Le 1er juillet 1935, un an et demi après l’arrivée au pouvoir d’Hitler, est votée la loi sur la conservation de la nature, d’autres qui ont précédé et suivront, de l’Animal Slaughter Act à la loi Shoeshine (1940) sur l’abattage et la pêche et des animaux sanglants. Réglementation de l’éclairage et de la ventilation des écuries pour l’agriculture (1938). Des mesures que même nos écologistes ont prises ou peuvent prendre. Il faut dire qu’Hitler n’était pas le seul amoureux de la nature. Rudolph Hess ne jure que par les remèdes homéopathiques, Göring veut des parcs nationaux pleins d’animaux, Himmler, architecte de la solution finale, également initiateur du « développement écologique des régions de l’Est » !

Bien sûr, l’engouement écologiste et le darwinisme sociale feront choisir aux nazis les populations à protéger et les autres à détruire, mais il reste malgré cela une certaine vérité : celle de la surpopulation mondiale. Il existe dans Mein Kampf, dans lequel la nature est divinisé, de nombreux passages où Hitler — qui aimait dominer le monde, la nature-même, du haut de son nid d’aigle, alerte sur la surpopulation et l’impossibilité de croissance infinie de l’humanité. Bien sûr, ses conclusions visent à l’hégémonie des aryens dominant, soumettant, contrôlant les autres peuples, mais le constat demeure une question qui revient régulièrement interroger l’avenir de l’humanité.

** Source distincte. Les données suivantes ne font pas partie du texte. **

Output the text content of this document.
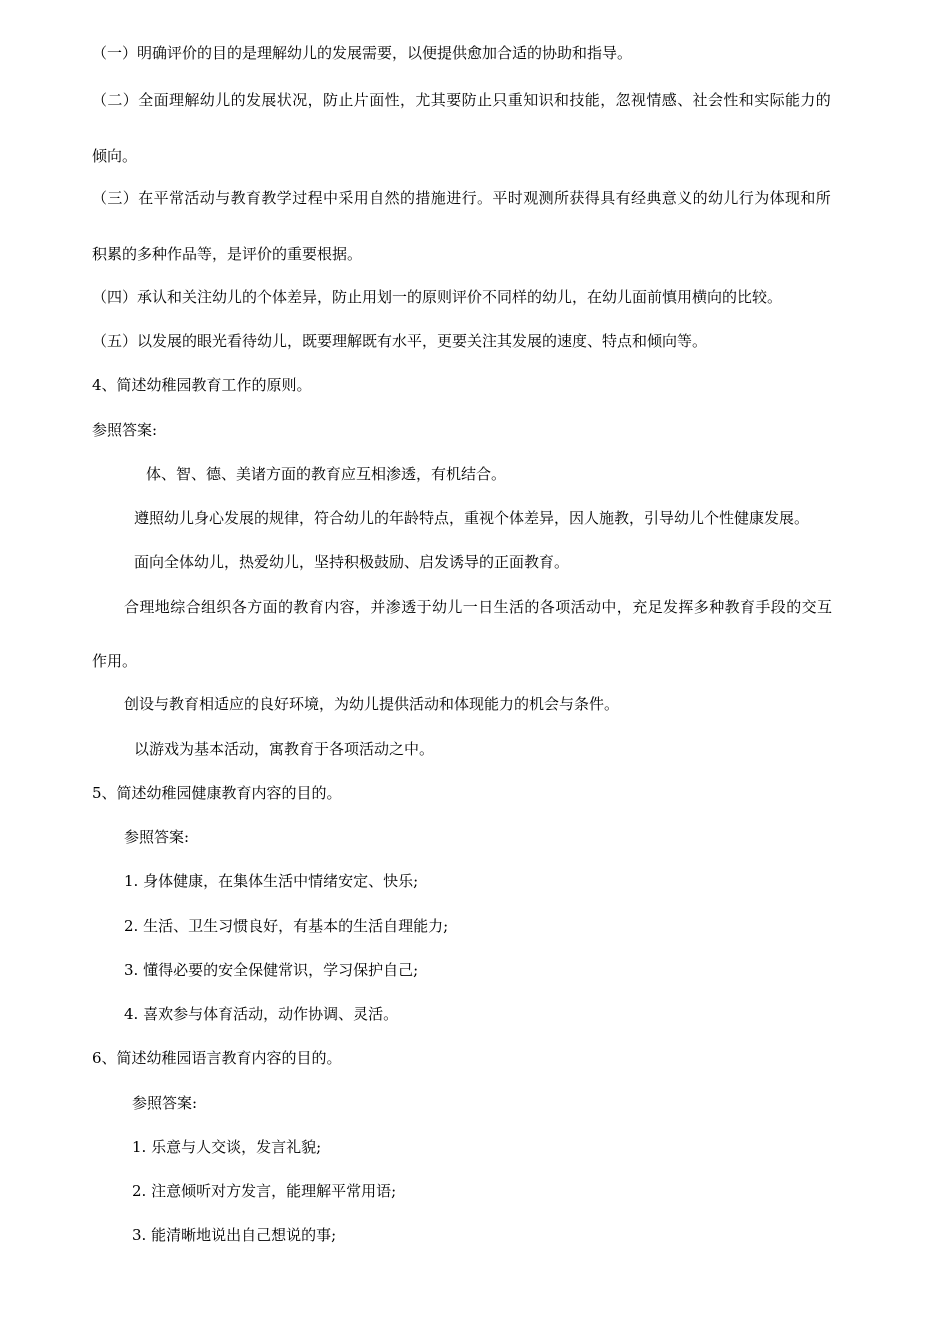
（一）明确评价的目的是理解幼儿的发展需要，以便提供愈加合适的协助和指导。
（二）全面理解幼儿的发展状况，防止片面性，尤其要防止只重知识和技能，忽视情感、社会性和实际能力的
倾向。
（三）在平常活动与教育教学过程中采用自然的措施进行。平时观测所获得具有经典意义的幼儿行为体现和所
积累的多种作品等，是评价的重要根据。
（四）承认和关注幼儿的个体差异，防止用划一的原则评价不同样的幼儿，在幼儿面前慎用横向的比较。
（五）以发展的眼光看待幼儿，既要理解既有水平，更要关注其发展的速度、特点和倾向等。
4、简述幼稚园教育工作的原则。
参照答案:
体、智、德、美诸方面的教育应互相渗透，有机结合。
遵照幼儿身心发展的规律，符合幼儿的年龄特点，重视个体差异，因人施教，引导幼儿个性健康发展。
面向全体幼儿，热爱幼儿，坚持积极鼓励、启发诱导的正面教育。
合理地综合组织各方面的教育内容，并渗透于幼儿一日生活的各项活动中，充足发挥多种教育手段的交互
作用。
创设与教育相适应的良好环境，为幼儿提供活动和体现能力的机会与条件。
以游戏为基本活动，寓教育于各项活动之中。
5、简述幼稚园健康教育内容的目的。
参照答案:
1. 身体健康，在集体生活中情绪安定、快乐;
2. 生活、卫生习惯良好，有基本的生活自理能力;
3. 懂得必要的安全保健常识，学习保护自己;
4. 喜欢参与体育活动，动作协调、灵活。
6、简述幼稚园语言教育内容的目的。
参照答案:
1. 乐意与人交谈，发言礼貌;
2. 注意倾听对方发言，能理解平常用语;
3. 能清晰地说出自己想说的事;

L’environnementalisme nazi, comme chez les écologistes d’aujourd’hui, va de pair avec la haine des individus, du peuple, du capitalisme, de la propriété privée et du christianisme. A la fin de son livre, Philippe Simonnot écrit : « Il faudrait aussi réfléchir aux traces du nazisme dans l’animalisme, la xénophobie, le culte de Gaïa, le néo-paganisme, l’anti-libéralisme sévit aujourd’hui dans de nombreux milieux écologistes. Cela fera l’objet d’une future enquête… ». Il a tout à fait raison, mais malheureusement il ne pourra plus le faire.

Un héritage difficile à accepter, sans doute. Mais les faits sont tenaces. Et il faut louer le travail de Philippe Simonnot qui, dans Le Brun et le vert, remet en avant une vérité historique le plus souvent oubliée…

Loic Di Stefano

Philippe Simonnot, Le Brun et le vert, quand les nazis étaient écologistes, les éditions du Cerf, novembre 2022, 188 pages, 19 euros

(1) Citons entre autres L’Art et la science de Ernst Haeckel, Taschen, 40e édition en 2020.

(2) Stéphane François, chercheur au CNRS, a étrangement oublié, dans on étude Les verts-bruns : L’écologie de l’extrême droite française (Le Bord de l’eau, 2022) cette source…

PS : Philippe Simonnot est décédé quelques jours seulement avant la parution de son essai. On regrettera qu’il ne puisse pas défendre sa thèse contre les réfractaires et les idéologues.